Overgrown is what virtually every living thing becomes when it is not tended.
If the lawn isn’t mowed, it becomes a seeded prairie.
If the path isn’t kept trimmed and cleared of fallen trees, it is reclaimed by the forest.
A garden that isn’t regularly weeded will soon become nothing but large weeds and a few 7-foot long zucchini.
If you stop cutting your hair, it will cover your eyes.
None of this takes millennia or centuries to happen. Just a year or two or sometimes only a week is necessary.
Fortunately, by design our own bodies don’t grow too much. Something deep inside us says “stop!” at just the right time.
Medical professionals would say it’s the pituitary gland that does this, though that is just the mechanism.
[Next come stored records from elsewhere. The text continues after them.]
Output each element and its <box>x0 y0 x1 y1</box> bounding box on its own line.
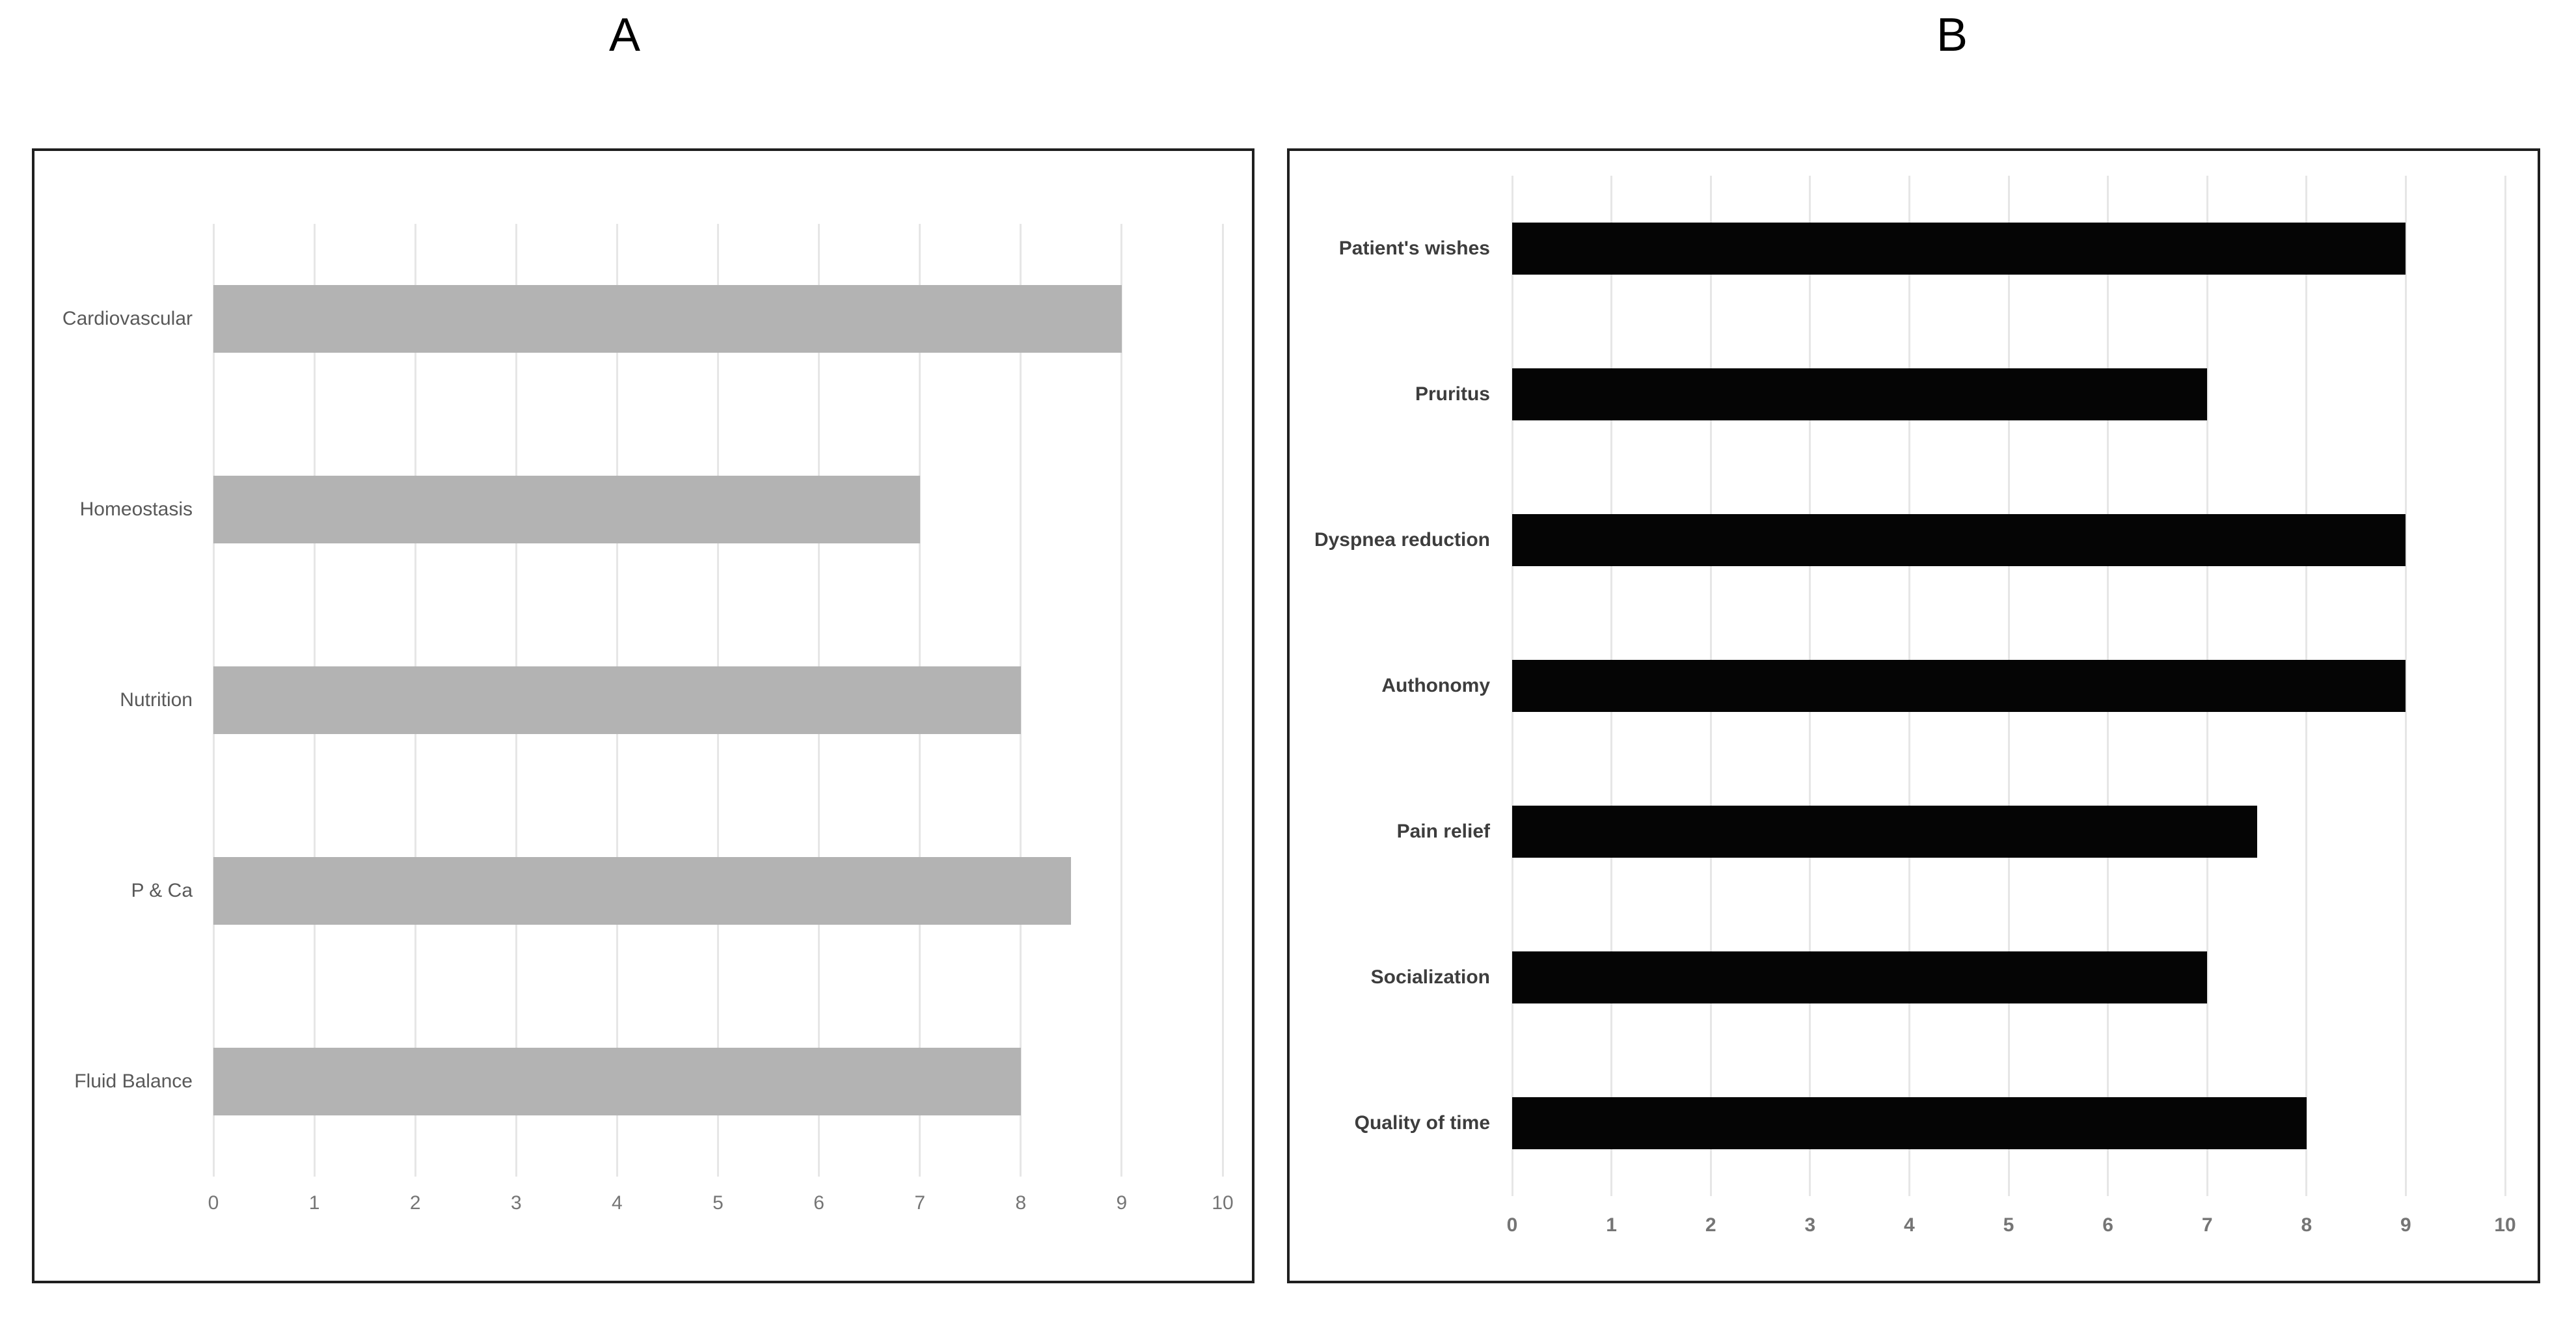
x-tick-label-1: 1 <box>308 1192 320 1214</box>
bar-socialization <box>1512 951 2208 1003</box>
x-tick-label-0: 0 <box>208 1192 219 1214</box>
category-label-dyspnea-reduction: Dyspnea reduction <box>1314 529 1490 551</box>
x-tick-label-0: 0 <box>1506 1214 1518 1236</box>
bar-homeostasis <box>213 476 920 544</box>
x-tick-label-6: 6 <box>813 1192 824 1214</box>
gridline-10 <box>1221 224 1224 1177</box>
bar-fluid-balance <box>213 1047 1021 1115</box>
category-label-authonomy: Authonomy <box>1381 675 1490 696</box>
category-label-patient-s-wishes: Patient's wishes <box>1338 238 1490 259</box>
x-tick-label-5: 5 <box>2003 1214 2014 1236</box>
x-tick-label-4: 4 <box>1904 1214 1915 1236</box>
category-label-fluid-balance: Fluid Balance <box>74 1070 193 1092</box>
gridline-9 <box>2404 176 2407 1196</box>
bar-pruritus <box>1512 368 2208 420</box>
x-tick-label-10: 10 <box>2494 1214 2516 1236</box>
x-tick-label-8: 8 <box>1015 1192 1027 1214</box>
category-label-socialization: Socialization <box>1370 966 1490 988</box>
gridline-10 <box>2504 176 2506 1196</box>
bar-cardiovascular <box>213 285 1122 353</box>
category-label-pain-relief: Pain relief <box>1396 821 1490 842</box>
x-tick-label-7: 7 <box>914 1192 926 1214</box>
panel-a-title: A <box>609 9 641 61</box>
gridline-9 <box>1120 224 1123 1177</box>
bar-quality-of-time <box>1512 1097 2307 1149</box>
panel-b-title: B <box>1936 9 1968 61</box>
x-tick-label-3: 3 <box>510 1192 522 1214</box>
bar-authonomy <box>1512 660 2406 712</box>
gridline-8 <box>1020 224 1022 1177</box>
panel-b-chart: Patient's wishes Pruritus Dyspnea reductio… <box>1287 148 2540 1283</box>
x-tick-label-2: 2 <box>1705 1214 1716 1236</box>
x-tick-label-5: 5 <box>712 1192 724 1214</box>
x-tick-label-3: 3 <box>1804 1214 1816 1236</box>
x-tick-label-4: 4 <box>612 1192 623 1214</box>
category-label-p-ca: P & Ca <box>131 879 193 901</box>
x-tick-label-9: 9 <box>2400 1214 2411 1236</box>
x-tick-label-8: 8 <box>2301 1214 2312 1236</box>
bar-nutrition <box>213 666 1021 734</box>
x-tick-label-7: 7 <box>2201 1214 2213 1236</box>
x-tick-label-9: 9 <box>1116 1192 1128 1214</box>
x-tick-label-10: 10 <box>1212 1192 1234 1214</box>
bar-dyspnea-reduction <box>1512 514 2406 566</box>
category-label-nutrition: Nutrition <box>120 689 193 711</box>
category-label-quality-of-time: Quality of time <box>1354 1112 1490 1134</box>
category-label-pruritus: Pruritus <box>1415 383 1490 405</box>
x-tick-label-6: 6 <box>2102 1214 2113 1236</box>
x-tick-label-1: 1 <box>1606 1214 1617 1236</box>
bar-p-ca <box>213 856 1072 925</box>
category-label-cardiovascular: Cardiovascular <box>62 308 193 330</box>
category-label-homeostasis: Homeostasis <box>79 498 193 521</box>
bar-pain-relief <box>1512 806 2257 858</box>
panel-a-chart: Cardiovascular Homeostasis Nutrition P & Ca… <box>32 148 1254 1283</box>
x-tick-label-2: 2 <box>409 1192 421 1214</box>
bar-patient-s-wishes <box>1512 223 2406 275</box>
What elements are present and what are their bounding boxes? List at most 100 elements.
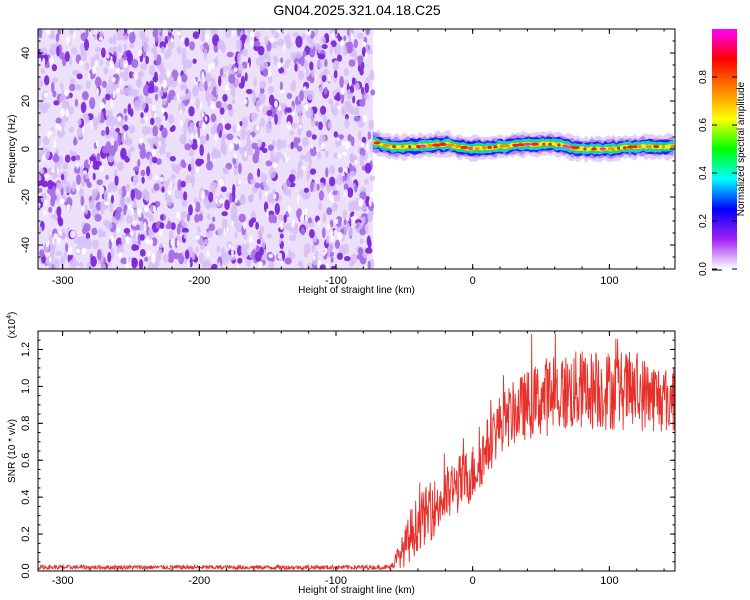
- noise-blob: [356, 254, 362, 260]
- noise-blob: [359, 154, 364, 164]
- noise-blob: [306, 107, 314, 119]
- noise-blob: [127, 149, 132, 159]
- noise-blob: [119, 72, 125, 78]
- noise-blob: [361, 46, 366, 57]
- noise-gap: [146, 250, 152, 257]
- noise-blob: [115, 127, 120, 133]
- noise-blob: [60, 173, 65, 181]
- noise-blob: [255, 221, 259, 230]
- noise-blob: [306, 75, 313, 82]
- noise-blob: [220, 186, 227, 193]
- noise-blob: [215, 100, 222, 109]
- noise-blob: [131, 58, 139, 69]
- noise-blob: [165, 223, 172, 230]
- noise-blob: [102, 146, 108, 154]
- noise-gap: [302, 165, 306, 171]
- noise-blob: [347, 187, 354, 198]
- noise-gap: [266, 208, 269, 217]
- x-axis-label: Height of straight line (km): [298, 585, 415, 596]
- noise-blob: [317, 53, 325, 60]
- noise-blob: [94, 46, 102, 53]
- noise-blob: [90, 256, 97, 267]
- noise-blob: [168, 78, 172, 87]
- noise-gap: [170, 37, 174, 43]
- noise-blob: [239, 121, 243, 127]
- noise-blob: [270, 149, 275, 158]
- noise-blob: [48, 234, 54, 243]
- noise-blob: [115, 211, 121, 220]
- noise-blob: [152, 29, 159, 38]
- noise-blob: [73, 136, 77, 146]
- noise-blob: [364, 82, 369, 94]
- noise-blob: [40, 47, 48, 56]
- noise-blob: [330, 256, 334, 263]
- noise-gap: [222, 118, 225, 127]
- noise-blob: [331, 202, 339, 212]
- noise-blob: [188, 204, 193, 216]
- noise-blob: [97, 249, 102, 261]
- noise-gap: [77, 185, 80, 192]
- noise-blob: [143, 84, 150, 97]
- noise-gap: [60, 108, 65, 117]
- noise-blob: [165, 151, 171, 159]
- noise-blob: [348, 162, 353, 173]
- noise-gap: [45, 240, 50, 248]
- noise-blob: [341, 105, 347, 115]
- noise-blob: [256, 238, 261, 245]
- noise-blob: [112, 33, 117, 45]
- signal-peak: [607, 147, 615, 151]
- noise-blob: [208, 223, 215, 232]
- noise-gap: [145, 237, 150, 245]
- noise-gap: [354, 159, 358, 166]
- noise-blob: [364, 162, 372, 174]
- noise-blob: [184, 37, 190, 47]
- noise-gap: [247, 62, 250, 69]
- noise-gap: [370, 170, 373, 176]
- noise-blob: [238, 213, 246, 223]
- noise-blob: [85, 232, 91, 240]
- noise-blob: [188, 149, 195, 157]
- noise-blob: [57, 29, 62, 35]
- noise-gap: [320, 143, 325, 151]
- noise-gap: [111, 77, 116, 82]
- noise-blob: [323, 114, 327, 127]
- noise-gap: [170, 238, 175, 247]
- noise-blob: [278, 67, 284, 74]
- noise-blob: [125, 183, 131, 193]
- noise-blob: [219, 107, 225, 115]
- noise-blob: [296, 145, 303, 152]
- noise-gap: [362, 41, 367, 47]
- noise-blob: [210, 263, 219, 269]
- colorbar-tick-label: 0.6: [698, 118, 709, 132]
- noise-blob: [340, 93, 345, 104]
- scale-base: (x10: [7, 318, 18, 338]
- noise-gap: [129, 29, 133, 33]
- noise-blob: [91, 239, 99, 250]
- noise-blob: [279, 233, 284, 239]
- noise-blob: [318, 121, 323, 131]
- noise-blob: [329, 44, 333, 55]
- noise-gap: [109, 60, 114, 69]
- noise-blob: [354, 184, 358, 193]
- noise-blob: [217, 39, 225, 50]
- noise-gap: [337, 153, 342, 159]
- noise-blob: [161, 141, 167, 149]
- noise-gap: [236, 264, 240, 269]
- noise-blob: [347, 134, 353, 142]
- noise-gap: [344, 140, 350, 150]
- noise-gap: [126, 191, 129, 198]
- noise-blob: [126, 215, 133, 224]
- noise-blob: [49, 49, 56, 55]
- y-scale-label: (x104): [6, 312, 18, 339]
- noise-blob: [299, 189, 305, 196]
- noise-blob: [290, 52, 297, 61]
- x-tick-label: -100: [325, 275, 347, 287]
- noise-gap: [44, 199, 48, 207]
- noise-blob: [210, 113, 217, 123]
- noise-gap: [82, 205, 85, 212]
- noise-blob: [139, 234, 145, 241]
- noise-blob: [239, 195, 246, 205]
- noise-blob: [181, 136, 187, 145]
- noise-blob: [357, 32, 364, 40]
- noise-blob: [108, 115, 116, 128]
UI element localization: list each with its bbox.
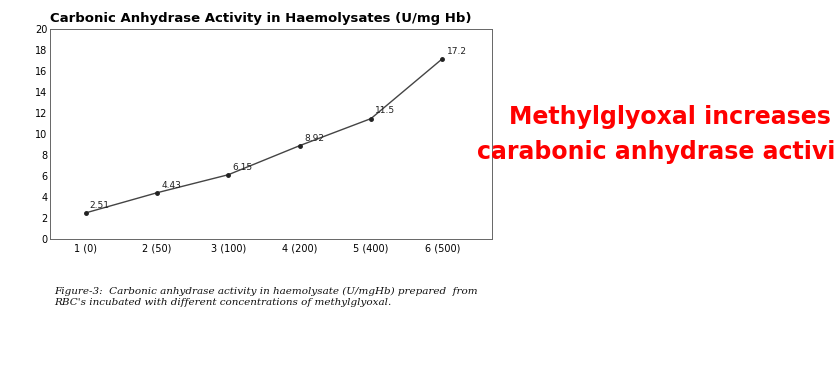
Text: 11.5: 11.5 bbox=[375, 106, 396, 116]
Text: 6.15: 6.15 bbox=[233, 163, 253, 171]
Text: Carbonic Anhydrase Activity in Haemolysates (U/mg Hb): Carbonic Anhydrase Activity in Haemolysa… bbox=[50, 13, 472, 25]
Text: 2.51: 2.51 bbox=[89, 201, 109, 210]
Text: Figure-3:  Carbonic anhydrase activity in haemolysate (U/mgHb) prepared  from
RB: Figure-3: Carbonic anhydrase activity in… bbox=[54, 287, 478, 307]
Text: Methylglyoxal increases
carabonic anhydrase activity: Methylglyoxal increases carabonic anhydr… bbox=[478, 105, 835, 164]
Text: 4.43: 4.43 bbox=[161, 181, 181, 190]
Text: 8.92: 8.92 bbox=[304, 134, 324, 142]
Text: 17.2: 17.2 bbox=[447, 47, 467, 56]
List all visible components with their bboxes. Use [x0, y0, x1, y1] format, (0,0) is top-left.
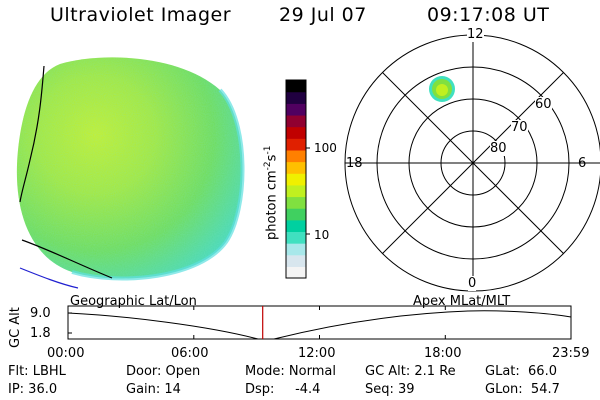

It doesn’t tell us why.
If the mechanism is broken though, one could end up like Andre the Giant – overgrown and in agony.
The 103rd psalmist tells us that our bodies are like grass, quickly withering and thrown into the fire.
But our bodies are also NOT like grass, which can thrive mown or unmown.
It is not right for us to be overgrown – either in body or especially in psychological stature – ego.
We are tended by a master gardener that keeps us pruned beautiful and pleasing and fruitful.
If he lets us go, we become overgrown, thinking of ourselves more highly than we ought, before collapsing under our own leafy, tangled weight.
A good prayer may be to ask to grow to the right size in body, mind, and soul.